Some tropical termites (subfamily Macroterminae) are fungus-raising termites. They use the fungi to control the climate of the nest. The humidity and temperature are maintained by constant, high, favourable levels as a result of the metabolic activities of the fungi. Fungus culturing ants, gain nutrients from the fungus. Leaf-cutting ants (Atta) clip off and carry pieces of fresh leaves to their nests, on which the fungi grow. The fungal areas are established in large well-ventilated underground cavities. They are attended to by a class of workers, who remove unwanted fungi and bacteria. All members of the colony feed on strands of the cultured fungi.
Certain insects are obligatory mutualists of the plants they pollinate. The California desert yucca (Yucca), can be pollinated only by the yucca moth. The moth is dependent on the yucca flower ovary. It is a place to deposit its egg and develop its young. The common Smyrna fig (Fiscus carica) can fruit only after pollination by the fig wasp (Blastophaga psenes).

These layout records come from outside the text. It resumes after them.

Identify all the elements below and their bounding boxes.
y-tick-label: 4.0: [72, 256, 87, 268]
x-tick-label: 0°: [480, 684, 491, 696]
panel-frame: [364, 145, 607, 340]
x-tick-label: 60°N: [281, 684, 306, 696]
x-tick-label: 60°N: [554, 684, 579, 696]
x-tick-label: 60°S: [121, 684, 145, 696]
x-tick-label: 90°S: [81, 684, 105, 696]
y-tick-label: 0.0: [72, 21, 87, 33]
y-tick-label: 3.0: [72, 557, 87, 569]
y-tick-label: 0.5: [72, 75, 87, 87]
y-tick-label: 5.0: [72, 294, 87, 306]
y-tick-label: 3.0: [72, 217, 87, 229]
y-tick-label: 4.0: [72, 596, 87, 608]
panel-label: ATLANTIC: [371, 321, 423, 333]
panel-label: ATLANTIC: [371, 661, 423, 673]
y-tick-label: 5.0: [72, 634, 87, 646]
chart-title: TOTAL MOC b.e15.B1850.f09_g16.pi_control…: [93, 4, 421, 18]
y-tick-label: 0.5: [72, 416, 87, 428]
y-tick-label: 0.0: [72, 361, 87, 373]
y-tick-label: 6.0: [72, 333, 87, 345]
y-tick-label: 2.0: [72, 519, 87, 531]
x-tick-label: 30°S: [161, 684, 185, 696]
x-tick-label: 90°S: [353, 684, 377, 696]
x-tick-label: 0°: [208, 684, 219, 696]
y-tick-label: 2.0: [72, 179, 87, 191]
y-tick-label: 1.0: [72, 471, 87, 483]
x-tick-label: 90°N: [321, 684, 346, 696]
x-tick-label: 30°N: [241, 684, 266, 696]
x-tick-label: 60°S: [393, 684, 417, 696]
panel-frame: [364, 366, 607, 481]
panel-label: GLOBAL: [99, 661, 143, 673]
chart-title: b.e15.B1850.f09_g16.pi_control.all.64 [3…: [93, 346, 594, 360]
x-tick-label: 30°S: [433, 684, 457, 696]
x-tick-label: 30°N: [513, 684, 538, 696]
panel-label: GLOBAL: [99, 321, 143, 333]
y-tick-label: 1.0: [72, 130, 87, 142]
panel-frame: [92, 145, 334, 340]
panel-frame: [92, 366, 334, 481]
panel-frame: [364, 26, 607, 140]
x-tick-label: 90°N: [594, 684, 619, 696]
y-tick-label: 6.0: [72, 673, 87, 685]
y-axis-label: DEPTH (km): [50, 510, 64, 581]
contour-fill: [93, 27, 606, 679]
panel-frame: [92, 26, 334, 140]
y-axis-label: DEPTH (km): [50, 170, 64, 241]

Insects also enter into protective relationships with plants. An example is the acacia ant (Pseudomyrmes ferruginea) which lives on and gets its food from the bull-horn acacia (Acacia cornigera). The ant protects the acacia from intruding vines, competing plants, and herbivorous insects. The ant depends on the acacia and the acacia cannot survive without the ant. A disadvantage of this mutualism is that this acacia has lost its chemical defences against insect defoliators.